The MoD has announced the award of Competitive Procurement Phase (CPP) contracts to bidders to enable them to develop their design and construction proposals for the £1.5Bn Fleet Solid Support ship project.
In line with the competition that was re-launched in May this year, four consortia have been awarded £5M each to refine their bids. Each consortium’s proposals will be evaluated in two phases that focus on Design/Feasibility and then Deliverability/Social Value (expenditure and employment in the UK) respectively. Assuming there is a viable bid, the winner is likely to be awarded the manufacturing contract around May 2023 with the intention that all three ships will be delivered by 2032.
The four consortia awarded CPP contracts include just one fully British entity, the others are heavily reliant on overseas expertise or shipyards. The MoD stipulates the contract will only be awarded to a UK company acting either solely or as part of a consortium.
Larsen & Toubro and Leidos Innovations
Larsen & Toubro are an Indian company based in Mumbai with experience in naval construction, including naval auxiliaries. Leidos Innovations is a subsidiary of a US-owned consultancy and employs 1,100 people in Britain. It is mainly known for the provision of managed IT services which includes contracts with the MoD.
Serco / Damen
Serco is a British FTSE 100 company providing large contract services to the government. In naval circles, they are best known for the provision of maritime services in the naval ports which is considered an example of a successful PFI, although their track record elsewhere is very mixed. Damen is a Dutch shipbuilder, primarily of tugs and small vessels but have built warships and auxiliaries for the Netherlands Navy and exported warships worldwide. Many of their vessels are constructed in eastern European yards where labour is cheaper.
Details of Team Resolute are already well publicised. Harland & Wolff, Belfast and UK naval architecture house, BMT provide British leadership. In reality, their proposal would be very reliant on their Spanish partner Navantia, to provide expertise, given H&W’s small workforce and lack of any recent shipbuilding experience. The first ship would probably be built in Spain with technology and skills transferred to Belfast to enable the construction of the later ships.
Team UK has made no public announcement about their bid but the team includes UK defence primes, BAE Systems and Babcock, allied with Cammell Laird shipbuilders. On paper, they would have strong public and political backing but there are question marks around available yard capacity and whether there are sufficient skilled workers ready to construct these 3 large ships entirely in the UK.
The addition of two ‘new’ bidders will certainly help the MoD present the process as properly competitive. The Serco and Leidos options would appear to rely exclusively on foreign shipyards with the domestic companies providing a British ‘figleaf’ to meet the MoD criteria. There could be some UK shipyard participation, but only if one or more is willing to hedge their bets and work with more than one consortium. Beyond the actual ship construction, there is also a significant value in the contract for the supply chain and UK industrial input may also be emphasised.

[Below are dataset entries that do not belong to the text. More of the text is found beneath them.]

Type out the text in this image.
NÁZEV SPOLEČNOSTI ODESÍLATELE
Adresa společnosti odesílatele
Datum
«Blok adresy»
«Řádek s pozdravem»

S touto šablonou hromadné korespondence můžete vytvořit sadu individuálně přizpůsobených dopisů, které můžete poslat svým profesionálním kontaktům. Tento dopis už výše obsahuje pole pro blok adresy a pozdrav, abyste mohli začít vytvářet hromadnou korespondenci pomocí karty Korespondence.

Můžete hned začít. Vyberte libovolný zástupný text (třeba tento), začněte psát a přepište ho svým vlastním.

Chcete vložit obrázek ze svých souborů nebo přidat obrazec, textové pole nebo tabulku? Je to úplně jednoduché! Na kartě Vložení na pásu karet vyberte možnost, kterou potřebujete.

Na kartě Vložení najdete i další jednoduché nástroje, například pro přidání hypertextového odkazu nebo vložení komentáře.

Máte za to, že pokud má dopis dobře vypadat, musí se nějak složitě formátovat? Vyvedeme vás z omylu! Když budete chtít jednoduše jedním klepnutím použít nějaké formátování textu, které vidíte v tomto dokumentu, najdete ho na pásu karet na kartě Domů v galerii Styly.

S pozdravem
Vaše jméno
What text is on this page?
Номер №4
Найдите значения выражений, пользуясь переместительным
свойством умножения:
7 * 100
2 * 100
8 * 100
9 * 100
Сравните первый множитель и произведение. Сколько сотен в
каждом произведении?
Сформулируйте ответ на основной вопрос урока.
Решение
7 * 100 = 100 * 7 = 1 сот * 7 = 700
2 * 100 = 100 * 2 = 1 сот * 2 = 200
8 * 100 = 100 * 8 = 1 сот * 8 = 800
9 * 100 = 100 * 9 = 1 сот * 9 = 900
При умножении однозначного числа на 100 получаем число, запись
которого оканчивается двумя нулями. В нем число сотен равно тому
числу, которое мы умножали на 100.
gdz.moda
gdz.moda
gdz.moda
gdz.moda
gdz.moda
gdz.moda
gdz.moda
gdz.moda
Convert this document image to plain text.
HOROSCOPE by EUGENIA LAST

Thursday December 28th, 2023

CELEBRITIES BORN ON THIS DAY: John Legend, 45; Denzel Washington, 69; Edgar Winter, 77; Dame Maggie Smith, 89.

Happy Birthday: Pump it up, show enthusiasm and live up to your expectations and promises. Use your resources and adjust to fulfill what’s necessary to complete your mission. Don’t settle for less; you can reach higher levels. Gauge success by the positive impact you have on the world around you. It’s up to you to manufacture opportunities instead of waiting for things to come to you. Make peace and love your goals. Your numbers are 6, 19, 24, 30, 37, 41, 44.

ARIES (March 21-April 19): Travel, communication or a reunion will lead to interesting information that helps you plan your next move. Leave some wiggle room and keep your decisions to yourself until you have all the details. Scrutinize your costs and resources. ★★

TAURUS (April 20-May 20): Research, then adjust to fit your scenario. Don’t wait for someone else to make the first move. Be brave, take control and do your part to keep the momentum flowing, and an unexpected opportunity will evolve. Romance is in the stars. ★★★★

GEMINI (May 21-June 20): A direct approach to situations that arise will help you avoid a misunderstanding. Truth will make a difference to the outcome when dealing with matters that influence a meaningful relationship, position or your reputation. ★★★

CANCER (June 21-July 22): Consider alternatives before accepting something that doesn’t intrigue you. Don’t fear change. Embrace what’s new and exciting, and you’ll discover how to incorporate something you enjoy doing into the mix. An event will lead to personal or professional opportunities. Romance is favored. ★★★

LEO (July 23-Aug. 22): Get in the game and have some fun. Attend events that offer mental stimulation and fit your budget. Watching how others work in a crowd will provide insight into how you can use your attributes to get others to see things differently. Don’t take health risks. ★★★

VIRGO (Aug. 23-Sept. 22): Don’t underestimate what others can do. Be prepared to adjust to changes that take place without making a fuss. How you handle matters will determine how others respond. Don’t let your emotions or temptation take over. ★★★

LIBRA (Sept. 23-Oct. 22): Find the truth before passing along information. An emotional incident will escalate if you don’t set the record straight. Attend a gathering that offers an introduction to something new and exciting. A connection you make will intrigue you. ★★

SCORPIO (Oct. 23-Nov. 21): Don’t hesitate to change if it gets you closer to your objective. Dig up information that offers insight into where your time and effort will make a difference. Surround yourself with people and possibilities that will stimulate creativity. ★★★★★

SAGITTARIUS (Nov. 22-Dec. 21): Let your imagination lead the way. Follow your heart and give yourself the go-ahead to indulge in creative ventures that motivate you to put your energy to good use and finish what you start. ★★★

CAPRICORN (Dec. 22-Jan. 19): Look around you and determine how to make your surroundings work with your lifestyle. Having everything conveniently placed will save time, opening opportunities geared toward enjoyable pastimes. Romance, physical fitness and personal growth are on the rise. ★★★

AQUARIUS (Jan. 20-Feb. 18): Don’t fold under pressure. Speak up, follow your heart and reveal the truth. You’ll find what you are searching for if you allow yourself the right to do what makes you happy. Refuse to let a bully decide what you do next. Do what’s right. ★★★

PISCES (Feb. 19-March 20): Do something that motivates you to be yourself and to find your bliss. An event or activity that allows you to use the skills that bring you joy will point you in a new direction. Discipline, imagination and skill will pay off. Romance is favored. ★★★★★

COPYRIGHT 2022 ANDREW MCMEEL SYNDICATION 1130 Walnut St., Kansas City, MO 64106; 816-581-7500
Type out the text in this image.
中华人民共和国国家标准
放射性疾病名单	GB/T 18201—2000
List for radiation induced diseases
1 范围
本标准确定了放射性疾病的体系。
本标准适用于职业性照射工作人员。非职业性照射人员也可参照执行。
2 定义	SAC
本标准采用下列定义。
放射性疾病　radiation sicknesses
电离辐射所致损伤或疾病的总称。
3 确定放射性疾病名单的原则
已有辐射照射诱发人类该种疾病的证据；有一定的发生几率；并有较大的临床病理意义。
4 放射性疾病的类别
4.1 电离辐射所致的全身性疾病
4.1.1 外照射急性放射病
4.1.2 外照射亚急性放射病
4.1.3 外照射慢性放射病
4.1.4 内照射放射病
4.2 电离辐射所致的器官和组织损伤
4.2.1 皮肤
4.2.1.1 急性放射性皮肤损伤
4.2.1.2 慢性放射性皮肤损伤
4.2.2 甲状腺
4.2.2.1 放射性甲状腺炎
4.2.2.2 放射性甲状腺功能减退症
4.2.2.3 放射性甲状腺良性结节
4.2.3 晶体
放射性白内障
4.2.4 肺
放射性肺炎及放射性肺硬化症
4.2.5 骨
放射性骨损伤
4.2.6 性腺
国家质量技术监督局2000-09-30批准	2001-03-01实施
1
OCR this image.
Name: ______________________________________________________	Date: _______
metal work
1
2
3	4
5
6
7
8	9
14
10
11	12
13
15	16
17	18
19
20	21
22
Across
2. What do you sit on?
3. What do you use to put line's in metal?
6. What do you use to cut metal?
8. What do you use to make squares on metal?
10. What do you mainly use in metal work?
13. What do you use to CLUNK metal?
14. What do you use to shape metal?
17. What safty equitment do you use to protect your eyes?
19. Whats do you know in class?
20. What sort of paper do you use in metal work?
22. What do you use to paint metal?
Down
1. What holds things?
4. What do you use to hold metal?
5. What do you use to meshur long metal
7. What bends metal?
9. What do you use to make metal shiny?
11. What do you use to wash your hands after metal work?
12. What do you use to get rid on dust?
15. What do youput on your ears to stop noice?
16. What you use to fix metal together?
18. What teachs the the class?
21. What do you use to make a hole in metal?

The MoD says a substantial amount of work on FSS must be done in the UK but refuse to say exactly the percentage of the contract they consider “substantial”. The unions and some politicians continue to be concerned that much of the work will be done overseas.
From the Navy’s perspective, delivery of the first vessel cannot come fast enough as the carrier strike group is dependent on the availability and reliability of a single ageing vessel, RFA Fort Victoria. Even if there was a willingness to license a foreign design, there are no FSS options that can be used off the shelf that would meet the very specific requirements of the RN and RFA. FSS must therefore be designed from scratch which explains why the bidders require time and funding for the development work and why construction will not commence for nearly two years.
This situation could have been avoided if the MoD had been able and prepared to award the FSS contract to the Aircraft Carrier Alliance so work could have commenced as soon as the aircraft carriers neared completion. The workforce and capacity would have been already largely been in place to build the ships, providing continuity as well as delivering the FSS when it was needed. The refreshed National Shipbuilding Strategy has not yet been published (possibly another announcement for DSEI 2021) but it will surely further emphasise the benefits of a continuous drumbeat of construction.